Plus la session avance et plus je me sens mal, plus mes entrailles se tordent à l’idée de participer à cette université clientéliste qui forme des individus lisses, sages qui trouveront un bon travail rémunéré… qui seront des consommateurs. L’université n’est pas un lieu d’épanouissement, ce n’est pas un lieu du savoir pour le savoir, de développement personnel, nous le savons tous. Intellectuels, philosophes, sociologues le répètent à tout va dans des essais, des ouvrages, des articles, des pamphlets.

Nous le savons, mais nous ne faisons rien.
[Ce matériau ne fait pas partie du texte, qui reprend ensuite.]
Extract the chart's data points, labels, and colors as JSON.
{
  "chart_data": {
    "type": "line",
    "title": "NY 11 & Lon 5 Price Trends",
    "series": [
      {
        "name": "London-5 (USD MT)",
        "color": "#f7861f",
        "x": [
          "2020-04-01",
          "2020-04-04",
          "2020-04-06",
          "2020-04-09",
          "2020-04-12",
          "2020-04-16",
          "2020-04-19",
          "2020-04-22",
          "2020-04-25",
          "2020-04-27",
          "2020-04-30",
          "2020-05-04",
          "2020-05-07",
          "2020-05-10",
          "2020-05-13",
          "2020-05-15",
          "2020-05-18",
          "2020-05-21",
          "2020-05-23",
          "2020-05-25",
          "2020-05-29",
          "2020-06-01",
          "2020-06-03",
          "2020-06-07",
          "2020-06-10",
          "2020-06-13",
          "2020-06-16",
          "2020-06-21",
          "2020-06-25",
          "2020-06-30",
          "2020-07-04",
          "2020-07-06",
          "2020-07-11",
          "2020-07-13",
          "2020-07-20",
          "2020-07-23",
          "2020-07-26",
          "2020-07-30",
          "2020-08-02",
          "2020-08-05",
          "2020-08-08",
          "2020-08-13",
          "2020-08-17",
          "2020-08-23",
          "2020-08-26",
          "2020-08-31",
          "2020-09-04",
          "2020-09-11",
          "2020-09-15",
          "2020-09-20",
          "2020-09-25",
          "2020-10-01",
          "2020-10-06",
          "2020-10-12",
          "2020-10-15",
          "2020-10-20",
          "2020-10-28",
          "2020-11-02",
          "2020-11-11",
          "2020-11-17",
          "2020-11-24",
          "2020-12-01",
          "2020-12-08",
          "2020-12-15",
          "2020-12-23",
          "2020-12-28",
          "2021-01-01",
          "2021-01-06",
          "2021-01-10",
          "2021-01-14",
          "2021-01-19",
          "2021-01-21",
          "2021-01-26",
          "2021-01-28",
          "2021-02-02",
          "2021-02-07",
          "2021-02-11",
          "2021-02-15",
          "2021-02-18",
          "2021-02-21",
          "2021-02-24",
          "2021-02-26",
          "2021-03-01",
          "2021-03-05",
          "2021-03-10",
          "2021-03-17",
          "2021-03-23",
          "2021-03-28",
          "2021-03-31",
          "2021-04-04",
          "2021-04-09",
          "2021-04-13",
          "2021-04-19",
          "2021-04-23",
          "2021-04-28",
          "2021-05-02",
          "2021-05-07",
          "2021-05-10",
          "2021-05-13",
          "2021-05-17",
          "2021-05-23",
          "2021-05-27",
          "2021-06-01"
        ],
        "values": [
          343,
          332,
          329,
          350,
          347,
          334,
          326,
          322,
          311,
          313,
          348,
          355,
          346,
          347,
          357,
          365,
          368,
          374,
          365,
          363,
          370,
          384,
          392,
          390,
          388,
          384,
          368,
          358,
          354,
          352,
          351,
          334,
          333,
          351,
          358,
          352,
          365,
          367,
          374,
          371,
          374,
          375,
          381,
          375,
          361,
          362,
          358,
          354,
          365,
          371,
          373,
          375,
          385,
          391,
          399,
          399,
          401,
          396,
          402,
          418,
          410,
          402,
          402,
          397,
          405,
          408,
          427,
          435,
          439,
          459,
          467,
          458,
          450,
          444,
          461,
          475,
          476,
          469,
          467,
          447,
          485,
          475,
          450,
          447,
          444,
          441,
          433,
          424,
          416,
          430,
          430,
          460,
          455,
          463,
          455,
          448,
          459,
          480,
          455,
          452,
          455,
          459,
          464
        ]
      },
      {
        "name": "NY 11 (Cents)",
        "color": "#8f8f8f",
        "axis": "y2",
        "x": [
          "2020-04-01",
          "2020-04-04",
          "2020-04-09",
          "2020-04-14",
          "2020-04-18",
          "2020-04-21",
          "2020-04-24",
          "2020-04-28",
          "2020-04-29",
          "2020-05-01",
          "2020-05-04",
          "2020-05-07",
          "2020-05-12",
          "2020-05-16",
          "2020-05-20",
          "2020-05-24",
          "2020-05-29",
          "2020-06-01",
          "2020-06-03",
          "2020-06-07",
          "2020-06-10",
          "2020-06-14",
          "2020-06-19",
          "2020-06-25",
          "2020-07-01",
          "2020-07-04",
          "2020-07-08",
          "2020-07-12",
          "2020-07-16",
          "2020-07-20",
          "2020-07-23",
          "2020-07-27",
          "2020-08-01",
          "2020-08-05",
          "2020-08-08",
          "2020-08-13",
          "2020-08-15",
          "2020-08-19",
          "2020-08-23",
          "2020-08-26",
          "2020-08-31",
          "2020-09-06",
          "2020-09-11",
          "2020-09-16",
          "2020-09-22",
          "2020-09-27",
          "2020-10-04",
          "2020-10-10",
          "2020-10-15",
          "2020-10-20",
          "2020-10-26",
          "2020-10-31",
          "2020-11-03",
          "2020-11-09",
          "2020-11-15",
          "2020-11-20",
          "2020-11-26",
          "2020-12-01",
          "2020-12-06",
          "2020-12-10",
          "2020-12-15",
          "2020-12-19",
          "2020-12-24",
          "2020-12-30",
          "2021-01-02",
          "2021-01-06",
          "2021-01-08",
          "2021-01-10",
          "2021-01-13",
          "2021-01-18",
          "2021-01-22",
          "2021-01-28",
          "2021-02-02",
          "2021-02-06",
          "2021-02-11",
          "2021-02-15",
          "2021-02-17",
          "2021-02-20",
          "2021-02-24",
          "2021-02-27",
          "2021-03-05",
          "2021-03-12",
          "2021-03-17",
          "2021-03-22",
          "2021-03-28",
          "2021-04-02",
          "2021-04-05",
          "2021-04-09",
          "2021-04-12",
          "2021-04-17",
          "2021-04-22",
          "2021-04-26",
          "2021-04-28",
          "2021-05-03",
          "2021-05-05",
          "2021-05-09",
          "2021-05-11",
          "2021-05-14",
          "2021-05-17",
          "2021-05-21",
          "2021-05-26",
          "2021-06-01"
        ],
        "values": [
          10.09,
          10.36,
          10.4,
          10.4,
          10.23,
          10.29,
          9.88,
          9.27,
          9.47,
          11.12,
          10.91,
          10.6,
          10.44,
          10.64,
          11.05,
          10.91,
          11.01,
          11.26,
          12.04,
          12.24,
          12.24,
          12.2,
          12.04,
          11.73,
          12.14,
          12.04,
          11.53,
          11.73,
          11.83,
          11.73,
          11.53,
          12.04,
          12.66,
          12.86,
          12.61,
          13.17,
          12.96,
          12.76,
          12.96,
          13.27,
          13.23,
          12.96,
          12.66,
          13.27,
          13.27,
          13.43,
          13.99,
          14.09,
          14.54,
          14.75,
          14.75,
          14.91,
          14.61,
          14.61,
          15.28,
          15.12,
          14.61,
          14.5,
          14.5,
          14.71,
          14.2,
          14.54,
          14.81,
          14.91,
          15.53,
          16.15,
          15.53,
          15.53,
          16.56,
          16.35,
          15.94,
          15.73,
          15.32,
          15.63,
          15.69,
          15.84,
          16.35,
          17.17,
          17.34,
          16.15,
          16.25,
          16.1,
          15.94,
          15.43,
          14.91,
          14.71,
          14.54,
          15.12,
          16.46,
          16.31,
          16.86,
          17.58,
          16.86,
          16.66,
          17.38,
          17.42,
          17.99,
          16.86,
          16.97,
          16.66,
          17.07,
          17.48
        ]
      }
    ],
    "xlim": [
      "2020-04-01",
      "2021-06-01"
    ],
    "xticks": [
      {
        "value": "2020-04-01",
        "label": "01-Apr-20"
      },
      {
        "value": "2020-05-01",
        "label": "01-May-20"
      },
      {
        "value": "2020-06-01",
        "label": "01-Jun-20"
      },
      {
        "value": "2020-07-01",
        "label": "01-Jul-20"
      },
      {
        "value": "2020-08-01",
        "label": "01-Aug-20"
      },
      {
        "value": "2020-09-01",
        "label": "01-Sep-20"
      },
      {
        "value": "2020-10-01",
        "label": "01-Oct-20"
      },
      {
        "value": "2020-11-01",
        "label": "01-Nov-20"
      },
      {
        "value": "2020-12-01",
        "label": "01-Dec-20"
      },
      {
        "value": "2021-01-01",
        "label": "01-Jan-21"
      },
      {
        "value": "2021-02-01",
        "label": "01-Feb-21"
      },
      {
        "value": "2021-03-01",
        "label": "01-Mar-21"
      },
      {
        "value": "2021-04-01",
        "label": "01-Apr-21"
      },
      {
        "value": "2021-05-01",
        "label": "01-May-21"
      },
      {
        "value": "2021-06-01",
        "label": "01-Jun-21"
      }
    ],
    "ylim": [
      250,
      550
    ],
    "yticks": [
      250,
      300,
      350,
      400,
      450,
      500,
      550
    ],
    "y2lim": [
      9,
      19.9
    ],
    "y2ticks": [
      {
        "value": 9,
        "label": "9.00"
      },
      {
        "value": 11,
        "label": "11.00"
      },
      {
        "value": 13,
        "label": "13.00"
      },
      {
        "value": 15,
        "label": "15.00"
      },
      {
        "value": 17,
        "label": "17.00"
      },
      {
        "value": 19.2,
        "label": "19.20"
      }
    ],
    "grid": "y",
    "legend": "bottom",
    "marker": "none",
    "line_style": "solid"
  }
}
Nous déplorons le système, pleurons sur nos sorts de doctorant.e.s seul.e.s et peu financé.e.s, de professeur.e.s surmené.e.s et sursollicité.e.s, de directeurs ou directrices de programmes pieds et poings liés. Nous sommes apathiques, un peu morts de l’intérieur. Nous n’avons aucune puissance d’agir. Et pourtant il faut que nous la retrouvions, que nous la cherchions au plus profond de nous, parce que comme l’écrivait Derrida, nous seul.e.s, membres de l’université sommes responsables de ce qu’elle est et de ce qu’elle deviendra.

De par le monde, des initiatives nouvelles existent, des universités « alternatives » comme on les appelle. J’en ai visité une dans le cadre de ma thèse. Le Collège of the Atlantic. Un petit collège privé de 350 étudiant.e.s dans le Maine au cœur du Parc National de L’Acadie. Là-bas, aucune discipline, aucune faculté, aucune hiérarchie. Les étudiant.e.s choisissent les cours qu’ils souhaitent pour recevoir un diplôme d’Écologie humaine, qui pense l’humain connecté avec son environnement.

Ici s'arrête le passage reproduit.